Rumi let out a breath she’d probably been holding since this conversation began.
“I don’t know how to stop hiding,” she confessed.
Mira brushed her thumb gently over the faint glow beneath her skin.
“Then start small,” she said.
Zoey offered a shaky smile. “Step one: no more running to ‘check something outside.’”
A weak laugh escaped Rumi.
“Step two: Show us who you really are.” Then Zoey quickly added, “If you‘re comfortable of course.”
Rumi looked down, then towards Mira, then Zoey, then back down again.
Slowly, her hand went to her sleeve, and started to slowly move it up. Jagged purple patterns appeared, snaking up her forearm.
They stood in silence for a moment.
“Sick,” Mira muttered.
It was just so unexpected that Rumi started giggling, despite the tears in her eyes, causing all of them to fall into fits of quiet laughter.
“While we‘re at the topic of… confessions,” Rumi started after catching her breath. “I—… I like you, both of you. Very much. I’ve known for years,” she admitted. “I just didn’t think I was allowed to want anything else complicated.”
“Complicated?” Mira echoed.
“You two,” Rumi said, and her voice softened in a way Mira had only ever heard in quiet moments. “Whatever it is that you two have. I’ve noticed your little stunts,” Zoey elbowed Mira, with an expression that said ‘I told you so’. “But I knew as long as I had these patterns, I couldn‘t join you. I didn’t want to stain that.”
Zoey’s grip tightened. “Rumi. You are not a stain.”
Mira reached up, cupping Rumi’s face, forcing her to hold her gaze.
“You don’t get to decide you’re unworthy of us,” she said. “That’s our choice.”
“I’m not human,” she repeated, smaller now.
Mira leaned forward until their foreheads touched.
“Good,” she whispered. “Humans are overrated.”
A wet laugh escaped Rumi before she could stop it.

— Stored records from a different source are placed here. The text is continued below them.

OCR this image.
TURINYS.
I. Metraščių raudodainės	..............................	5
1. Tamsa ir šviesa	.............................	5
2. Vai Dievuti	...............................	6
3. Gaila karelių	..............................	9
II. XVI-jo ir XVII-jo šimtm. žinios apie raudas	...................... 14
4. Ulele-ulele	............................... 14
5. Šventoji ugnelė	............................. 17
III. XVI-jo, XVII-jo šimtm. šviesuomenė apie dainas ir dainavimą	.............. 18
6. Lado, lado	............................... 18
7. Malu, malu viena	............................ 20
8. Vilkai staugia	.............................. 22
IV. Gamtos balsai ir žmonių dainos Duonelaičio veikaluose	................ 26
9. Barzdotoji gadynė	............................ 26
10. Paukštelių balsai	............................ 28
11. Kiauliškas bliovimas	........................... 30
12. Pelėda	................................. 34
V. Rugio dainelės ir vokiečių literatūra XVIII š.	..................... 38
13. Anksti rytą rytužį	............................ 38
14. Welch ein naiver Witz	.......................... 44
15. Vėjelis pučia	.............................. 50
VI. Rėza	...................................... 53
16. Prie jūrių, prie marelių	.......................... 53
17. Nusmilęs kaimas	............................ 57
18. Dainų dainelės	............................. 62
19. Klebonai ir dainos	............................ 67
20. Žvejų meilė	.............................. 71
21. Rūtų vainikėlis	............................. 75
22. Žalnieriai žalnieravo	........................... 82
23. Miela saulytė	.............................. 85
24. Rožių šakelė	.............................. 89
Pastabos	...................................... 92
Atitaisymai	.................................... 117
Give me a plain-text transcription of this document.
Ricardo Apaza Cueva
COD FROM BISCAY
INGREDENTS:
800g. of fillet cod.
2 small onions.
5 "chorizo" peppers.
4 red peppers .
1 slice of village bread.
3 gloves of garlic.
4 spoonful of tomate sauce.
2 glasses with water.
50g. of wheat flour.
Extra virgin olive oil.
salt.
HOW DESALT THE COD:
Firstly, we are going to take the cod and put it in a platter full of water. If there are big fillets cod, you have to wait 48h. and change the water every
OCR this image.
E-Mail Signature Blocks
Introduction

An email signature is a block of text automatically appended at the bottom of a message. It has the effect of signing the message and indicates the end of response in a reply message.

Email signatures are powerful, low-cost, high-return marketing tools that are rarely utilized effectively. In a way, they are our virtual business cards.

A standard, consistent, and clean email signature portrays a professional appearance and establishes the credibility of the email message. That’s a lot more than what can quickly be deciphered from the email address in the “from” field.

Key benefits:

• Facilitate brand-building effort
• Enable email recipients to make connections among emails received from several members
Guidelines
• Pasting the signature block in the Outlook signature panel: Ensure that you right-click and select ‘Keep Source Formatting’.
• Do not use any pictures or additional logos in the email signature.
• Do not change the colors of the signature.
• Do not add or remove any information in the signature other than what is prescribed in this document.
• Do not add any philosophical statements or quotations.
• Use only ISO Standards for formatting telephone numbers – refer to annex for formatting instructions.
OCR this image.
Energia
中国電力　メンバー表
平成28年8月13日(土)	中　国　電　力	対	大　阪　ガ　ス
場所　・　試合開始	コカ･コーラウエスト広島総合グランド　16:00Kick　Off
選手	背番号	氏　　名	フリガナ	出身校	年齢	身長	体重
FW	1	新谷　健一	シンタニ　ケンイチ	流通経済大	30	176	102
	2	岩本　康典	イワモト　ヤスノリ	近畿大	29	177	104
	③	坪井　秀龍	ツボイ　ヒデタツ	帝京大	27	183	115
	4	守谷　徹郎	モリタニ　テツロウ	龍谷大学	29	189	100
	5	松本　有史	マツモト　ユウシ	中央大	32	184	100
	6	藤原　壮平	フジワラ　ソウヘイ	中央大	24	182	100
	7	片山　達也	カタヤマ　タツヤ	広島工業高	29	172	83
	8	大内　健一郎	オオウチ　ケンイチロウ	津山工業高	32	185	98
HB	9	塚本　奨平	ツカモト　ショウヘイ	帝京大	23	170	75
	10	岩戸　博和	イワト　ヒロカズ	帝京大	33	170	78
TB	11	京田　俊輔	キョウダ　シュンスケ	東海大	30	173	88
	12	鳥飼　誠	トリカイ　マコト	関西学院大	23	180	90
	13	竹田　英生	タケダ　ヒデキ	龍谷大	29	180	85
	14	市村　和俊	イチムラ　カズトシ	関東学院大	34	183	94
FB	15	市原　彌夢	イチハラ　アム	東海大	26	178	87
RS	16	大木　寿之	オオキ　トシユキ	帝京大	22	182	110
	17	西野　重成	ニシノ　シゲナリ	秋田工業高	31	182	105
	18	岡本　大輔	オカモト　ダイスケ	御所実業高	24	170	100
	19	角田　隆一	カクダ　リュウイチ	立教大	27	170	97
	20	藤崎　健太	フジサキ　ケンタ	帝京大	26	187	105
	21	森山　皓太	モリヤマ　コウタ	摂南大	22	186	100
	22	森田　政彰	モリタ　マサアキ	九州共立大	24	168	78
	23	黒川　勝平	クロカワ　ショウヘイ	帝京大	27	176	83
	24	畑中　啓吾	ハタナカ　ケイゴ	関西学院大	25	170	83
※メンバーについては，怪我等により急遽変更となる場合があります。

Zoey smiled through shining eyes, as she wrapped her arms around the two of them. “Also, statistically speaking, we already suspected.”
Rumi groaned faintly. “Of course you did.”
“You’re terrible at hiding,” Zoey informed her. “Emotionally, hiding emotionally. Supernatural-ly? Very impressive. Emotionally? Tragic.”
Rumi let out a shaky breath that turned into something freer.
“You don‘t hate me?” she asked.
Mira shook her head immediately.
Zoey didn’t hesitate. “No, we love you very much. Both platonically and romantically.”
Something in Rumi finally gave way. She folded into them, as more tears finally spilled free, as she tried her best to hold back the sobs. And still, the two of them held her as if anchoring her to the world.
“We’ll figure it out,” Mira said.
“Together,” Zoey added.
Rumi pulled back slightly, eyes red but steady.
“I love you,” she said.
Not vague. Not deflected. Direct. Mira felt the words like impact.
“I love you too,” she answered immediately.
Zoey grinned through tears. “Finally. Took you long enough.”
Rumi huffed a watery laugh. “I was busy cleaning.”
“Of course you were,” Mira said fondly.
Outside, spring carried on — bright, stubborn and alive.
Inside, Rumi stood in the sunlight pouring through windows she had polished herself, no longer a step apart from the people she loved.